Book of the week: Coming Apart: The State of White America, 1960–2010 by Charles Murray
The sociologist and co-author of The Bell Curve traces the inequalities in American life to the social division and isolation of an educated elite from an undereducated lower class.
“Charles Murray is back, and the debate about wealth and inequality will never be the same,” said Kay S. Hymowitz in City Journal. With Coming Apart, the conservative sociologist and co-author of The Bell Curve has delivered “a richly detailed corrective” to the idea, popularized by the Occupy Wall Street movement, that what divides America is simple income inequality. Murray agrees that a fissure exists, but his survey yields evidence of a deeper cultural cleavage, even among white Americans. A “new upper class,” he says, has unwittingly contributed to the creation of a near-permanent caste system by completely isolating itself socially from an undereducated lower class. Murray’s “cognitive elite” aren’t selfish heathens: They work hard, stay married, dote on their children, and attend church or synagogue. It’s across town that traditional values seem to be collapsing.
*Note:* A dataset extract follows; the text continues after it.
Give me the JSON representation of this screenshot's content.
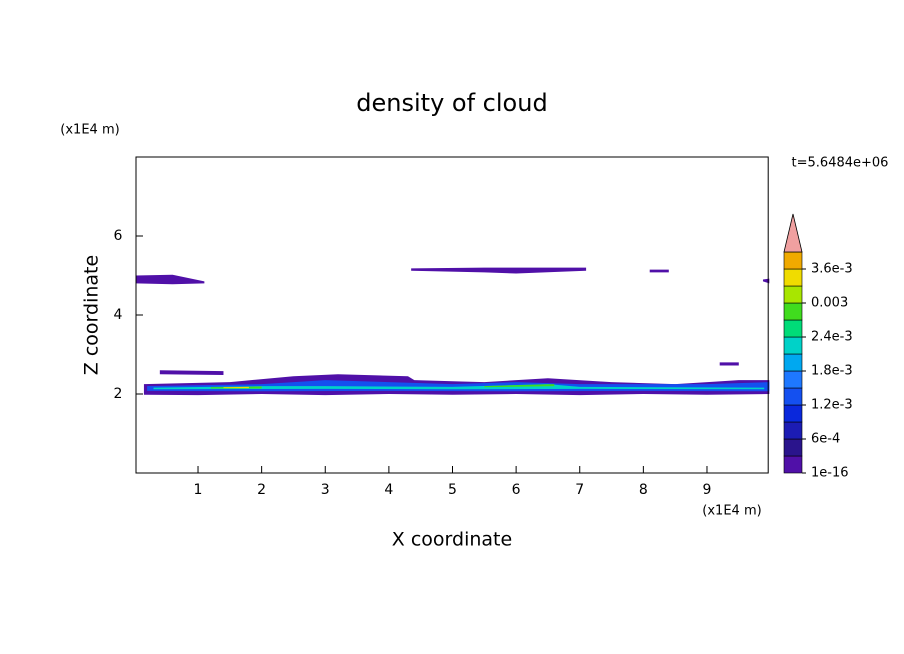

Engagement from the Right on this problem is long overdue, said Niall Ferguson in Newsweek. Murray’s work now ranks as “by far the best available analysis of modern American inequality,” and it starts with his suggestion that we think of white America as living in distinct communities—“Belmont” for the elite and “Fishtown” for the undereducated. In Belmont, the natives perpetuate their advantages in our knowledge-based economy by sending their children to top-tier schools and seeing that they marry only their own kind. In Fishtown, marriage, industriousness, and religion are meanwhile in steep decline, depriving individuals of the traditional pillars of happy, successful lives. Murray doesn’t ask for a government solution, as a liberal would; he proposes instead that the residents of Belmont choose for themselves to reconnect in meaningful ways with Fishtown.
If only he hadn’t attempted to explain why the breakdown occurred, said Roger Lowenstein in Bloomberg Businessweek. When the topic is civic virtues, “Murray’s description of past American exceptionalism is as inspiring as any I have read,” and “only occasionally” do his “moralism and finger-wagging offend.” But in the last third of the book, he casts aside arguments from evidence and instead heaps blame blindly on “the welfare state”—never explaining why social cohesion is weaker today than in the 1960s, when government assistance to the poor was significantly higher. Perhaps the distorted incentives created by government aid have kept the poor down and the rich idle, but Murray falls far short of proving it. Read him for his “incisive, alarming” portrait of a divided America, not his “hugely frustrating” analysis of the causes.